Persija Jakarta dan Persib Bandung dijadwalkan bertemu pada pekan kedua Super League 2026/2027. Duel penyedot perhatian pencinta sepak bola Indonesia tersebut direncanakan berlangsung di Stadion Utama Gelora Bung Karno (SUGBK), Jakarta, Sabtu, 12 September 2026.
Namun, sampai saat ini pertandingan tersebut masih menunggu izin resmi dari Polda Metro Jaya. Persija Jakarta, melalui panitia pelaksana, mengaku sudah mempersiapkan berbagai kebutuhan untuk menggelar laga di Jakarta.
Ketua Panitia Pelaksana Persija Albinus Laurent menyatakan pihaknya tidak memiliki kendala dari sisi persiapan penyelenggaraan pertandingan. Namun, masih ada satu hal penting yang harus ditunggu yakni izin pertandingan dari pihak kepolisian.
“Kalau untuk pertandingan Persija-Persib tanggal 12, kami siap melaksanakan di Jakarta, tapi kami harus menunggu surat izin dari Polda Metro Jaya,”
ujar Albinus di Jakarta, dikutip pada Selasa, 8 September 2026.
“Sampai update hari ini, di Polda sedang mengadakan rapat untuk penerbitan atau keputusan terkait pertandingan (tersebut),”
tambah dia.
Komunikasi
Pihak Persija Jakarta terus menjalin komunikasi dengan Polda Metro Jaya agar seluruh proses perizinan dapat segera diselesaikan.
Direktur Utama I.League Ferry Paulus menyampaikan bahwa izin secara lisan untuk pertandingan tersebut sudah diperoleh.
Albinus juga membenarkan perkembangan tersebut. Namun, Persija masih harus menunggu izin resmi dari kepolisian daerah karena pertandingan akan berlangsung di wilayah hukum Polda Metro Jaya.

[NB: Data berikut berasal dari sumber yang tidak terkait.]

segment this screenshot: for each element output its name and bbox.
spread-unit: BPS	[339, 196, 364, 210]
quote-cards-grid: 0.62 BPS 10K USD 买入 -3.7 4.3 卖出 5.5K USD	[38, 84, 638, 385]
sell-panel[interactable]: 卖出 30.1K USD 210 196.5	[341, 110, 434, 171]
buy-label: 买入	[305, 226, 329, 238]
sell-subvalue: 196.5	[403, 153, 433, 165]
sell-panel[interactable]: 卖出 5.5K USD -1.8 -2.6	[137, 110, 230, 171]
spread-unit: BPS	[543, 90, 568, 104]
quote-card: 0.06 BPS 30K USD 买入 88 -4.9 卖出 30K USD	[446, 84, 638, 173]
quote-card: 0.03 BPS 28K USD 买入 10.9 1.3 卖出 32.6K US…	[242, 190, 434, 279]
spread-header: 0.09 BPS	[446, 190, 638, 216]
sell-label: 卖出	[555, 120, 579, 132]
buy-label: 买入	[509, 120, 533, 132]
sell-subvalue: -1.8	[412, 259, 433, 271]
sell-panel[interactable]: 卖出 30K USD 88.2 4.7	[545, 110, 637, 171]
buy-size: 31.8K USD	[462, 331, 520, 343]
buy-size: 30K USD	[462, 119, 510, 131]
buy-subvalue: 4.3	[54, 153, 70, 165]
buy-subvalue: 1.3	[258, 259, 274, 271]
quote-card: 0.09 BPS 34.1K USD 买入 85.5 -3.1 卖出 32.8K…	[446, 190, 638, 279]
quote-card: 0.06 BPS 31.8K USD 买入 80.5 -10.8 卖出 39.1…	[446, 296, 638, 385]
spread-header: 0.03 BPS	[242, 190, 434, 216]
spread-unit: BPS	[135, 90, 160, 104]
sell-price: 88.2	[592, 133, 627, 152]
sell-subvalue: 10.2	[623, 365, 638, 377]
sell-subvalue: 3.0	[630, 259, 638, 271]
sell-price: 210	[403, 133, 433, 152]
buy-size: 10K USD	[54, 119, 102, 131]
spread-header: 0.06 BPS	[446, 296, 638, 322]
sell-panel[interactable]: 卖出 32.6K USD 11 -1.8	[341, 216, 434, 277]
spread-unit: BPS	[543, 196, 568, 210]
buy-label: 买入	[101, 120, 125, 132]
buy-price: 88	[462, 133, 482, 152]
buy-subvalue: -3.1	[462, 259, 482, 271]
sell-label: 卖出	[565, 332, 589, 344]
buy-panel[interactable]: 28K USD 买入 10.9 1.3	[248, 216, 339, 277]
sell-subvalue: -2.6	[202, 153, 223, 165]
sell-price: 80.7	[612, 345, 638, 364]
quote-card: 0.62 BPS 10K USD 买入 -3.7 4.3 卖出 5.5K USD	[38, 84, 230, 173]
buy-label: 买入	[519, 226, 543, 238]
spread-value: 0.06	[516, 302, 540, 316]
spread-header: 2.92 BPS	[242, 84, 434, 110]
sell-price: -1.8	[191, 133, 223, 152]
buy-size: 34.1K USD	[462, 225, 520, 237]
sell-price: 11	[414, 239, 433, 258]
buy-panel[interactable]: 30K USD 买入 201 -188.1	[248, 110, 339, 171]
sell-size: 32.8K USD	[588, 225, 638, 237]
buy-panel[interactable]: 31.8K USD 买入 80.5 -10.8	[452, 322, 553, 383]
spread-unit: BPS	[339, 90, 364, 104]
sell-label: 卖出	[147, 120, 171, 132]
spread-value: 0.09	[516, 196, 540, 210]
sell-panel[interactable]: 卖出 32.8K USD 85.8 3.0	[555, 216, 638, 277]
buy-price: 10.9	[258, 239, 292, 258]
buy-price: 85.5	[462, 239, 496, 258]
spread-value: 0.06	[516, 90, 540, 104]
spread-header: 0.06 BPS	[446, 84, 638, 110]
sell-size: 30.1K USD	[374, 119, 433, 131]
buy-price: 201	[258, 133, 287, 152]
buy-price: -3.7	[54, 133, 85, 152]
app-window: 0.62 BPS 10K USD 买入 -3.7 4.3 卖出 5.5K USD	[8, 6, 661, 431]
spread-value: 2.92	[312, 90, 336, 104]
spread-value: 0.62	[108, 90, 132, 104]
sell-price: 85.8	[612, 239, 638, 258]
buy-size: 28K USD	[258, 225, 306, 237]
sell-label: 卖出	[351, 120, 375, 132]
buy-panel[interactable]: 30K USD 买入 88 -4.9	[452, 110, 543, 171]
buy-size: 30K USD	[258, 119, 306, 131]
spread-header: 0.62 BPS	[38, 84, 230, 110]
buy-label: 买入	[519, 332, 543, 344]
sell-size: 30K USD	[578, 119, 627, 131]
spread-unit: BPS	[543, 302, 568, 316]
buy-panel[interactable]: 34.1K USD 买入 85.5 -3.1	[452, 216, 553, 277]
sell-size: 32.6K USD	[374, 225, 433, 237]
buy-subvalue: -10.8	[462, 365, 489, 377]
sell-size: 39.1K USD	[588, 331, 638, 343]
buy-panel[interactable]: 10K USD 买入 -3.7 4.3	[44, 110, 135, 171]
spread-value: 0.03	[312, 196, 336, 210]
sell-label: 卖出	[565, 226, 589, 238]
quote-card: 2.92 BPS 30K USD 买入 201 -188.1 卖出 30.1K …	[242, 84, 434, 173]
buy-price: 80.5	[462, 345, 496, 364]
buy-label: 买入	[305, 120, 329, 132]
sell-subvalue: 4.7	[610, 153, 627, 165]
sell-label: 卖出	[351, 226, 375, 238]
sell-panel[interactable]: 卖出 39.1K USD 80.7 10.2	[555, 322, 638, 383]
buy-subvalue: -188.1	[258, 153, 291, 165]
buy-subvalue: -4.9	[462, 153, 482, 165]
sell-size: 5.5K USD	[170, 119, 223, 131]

“Mungkin secara lisan dan izin prinsip dari Mabes Polri sudah keluar, tapi izin wilayah yang harus diputuskan oleh Polda Metro. Jadi kami menunggu (hasilnya),”
kata dia.
Albinus memastikan komunikasi dengan pihak kepolisian terus dilakukan untuk memastikan pertandingan dapat digelar sesuai rencana.
“Kalau dengan pihak Polda, kami terus menjalin komunikasi untuk pertandingan ini,”
lanjut dia.
Peluang 80 Persen
Mengenai lokasi pertandingan, Persija Jakarta masih berharap duel kontra Persib Bandung dapat terlaksana di SUGBK. Albinus menyebut pihaknya sangat ingin pertandingan tersebut kembali digelar di Jakarta.
“Kami sangat berharap bisa main di Jakarta setelah sekian lama tidak pernah bermain di Jakarta melawan Persib,”
tutur dia.
Berdasarkan perkembangan terakhir, Albinus memperkirakan peluang laga tersebut digelar di Jakarta cukup besar.
“Ya, berharap 70 sampai 80 persen. Mudah-mudahan bisa bermain di Jakarta. Kami mengajukan di GBK,”
ujar dia.
Dengan persiapan panpel yang telah dilakukan dan komunikasi dengan Polda Metro Jaya yang terus berjalan, Persija Jakarta masih optimistis El Clasico Indonesia dapat berlangsung.